“Swan Lake, Act 2″, “Le Corsaire, Pas de Deux”, “Go for Barocco”, “The Dying Swan”, “Paquita”
Eisenhower Theater, The John F. Kennedy Center for the Performing Arts, Washington, DC
Is any other dance company as reliable as the Trocks? Go to a performance with a grouchy date and within minutes after the curtain rises there will be a smile on your companion’s face. Even prior to the first interval, no matter how much you both are balletomanes, a truth you had forgotten will illuminate again the art we all treasure. Has your favorite at the Maryinsky fallen into disfavor with the management and been excluded from this year’s tour or is that Bolshoi dynamo you’d been dying to see currently fatigued? At the Trocks there’s no such thing as undercasting. This company has an inexhaustible supply of singular talent. The only thing worrying me about the future of this great travesty company is up-to-date repertory because today’s “in” choreographers all indulge in self satire. Taking their choreography a step further to satirize satire may be an insurmountable hurdle.

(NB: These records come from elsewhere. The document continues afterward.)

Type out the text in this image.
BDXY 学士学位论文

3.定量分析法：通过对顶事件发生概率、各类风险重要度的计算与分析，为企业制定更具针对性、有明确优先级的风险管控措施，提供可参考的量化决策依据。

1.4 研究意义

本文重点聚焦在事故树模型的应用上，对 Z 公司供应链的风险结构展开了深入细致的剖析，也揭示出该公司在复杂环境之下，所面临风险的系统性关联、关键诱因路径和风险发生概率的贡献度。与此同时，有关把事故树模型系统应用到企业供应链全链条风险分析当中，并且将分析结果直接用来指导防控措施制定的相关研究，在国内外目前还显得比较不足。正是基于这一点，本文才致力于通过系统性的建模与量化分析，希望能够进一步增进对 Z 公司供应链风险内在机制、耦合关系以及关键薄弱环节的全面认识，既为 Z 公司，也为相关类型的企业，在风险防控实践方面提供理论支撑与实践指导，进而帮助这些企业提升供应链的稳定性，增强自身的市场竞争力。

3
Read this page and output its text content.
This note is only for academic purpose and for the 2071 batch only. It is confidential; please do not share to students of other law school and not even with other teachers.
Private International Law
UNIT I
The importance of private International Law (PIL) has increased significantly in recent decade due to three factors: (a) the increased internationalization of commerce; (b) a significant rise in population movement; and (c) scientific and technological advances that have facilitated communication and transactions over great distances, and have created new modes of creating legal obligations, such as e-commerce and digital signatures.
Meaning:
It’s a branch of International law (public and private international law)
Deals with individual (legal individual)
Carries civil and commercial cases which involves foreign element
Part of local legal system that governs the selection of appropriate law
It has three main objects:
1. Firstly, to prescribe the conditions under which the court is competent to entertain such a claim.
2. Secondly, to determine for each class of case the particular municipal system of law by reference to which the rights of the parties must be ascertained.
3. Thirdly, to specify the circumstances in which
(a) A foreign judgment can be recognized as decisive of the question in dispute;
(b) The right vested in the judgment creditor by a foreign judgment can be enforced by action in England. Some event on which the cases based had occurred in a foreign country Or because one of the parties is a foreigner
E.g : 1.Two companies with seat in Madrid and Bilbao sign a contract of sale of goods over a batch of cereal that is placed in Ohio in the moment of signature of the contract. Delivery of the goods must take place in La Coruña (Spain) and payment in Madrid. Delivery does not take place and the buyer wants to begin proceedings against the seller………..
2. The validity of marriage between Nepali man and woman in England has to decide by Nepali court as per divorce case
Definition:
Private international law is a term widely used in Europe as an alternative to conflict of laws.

The most contemporary piece on the Trock’s Washington program refers to the last century’s George Balanchine. “Go for Barocco” (by Peter Anastos) holds a funhouse mirror up to the 20th Century master’s “Apollo”, “Serenade” and, of course, “Concerto Barocco”. From the turn of the 19th to the 20th Century, the Mikhail Fokine / Anna Pavlova “Dying Swan” recalls not only eternal farewell tours but, more subtlely, early movies. The 19th Century improper was approached by the broader farce of “Swan Lake” and the tongue-in-cheek “Corsaire” duo and “Paquita” divertissement. Especially one of the “Paquita” soloists could have danced his part as an ABT girl and who in the audience would have known?
While I can’t imagine anyone bettering Paul Taylor’s, Mark Morris’s, Twyla Tharp’s, Alexi Ratmansky’s or Christopher Wheeldon’s jabs at themselves, I await the choreographers who will dare. Meanwhile it is smiles, reminders, and insight into the nature of disguise that will have to suffice when we watch Les Ballets Trockadero de Monte Carlo.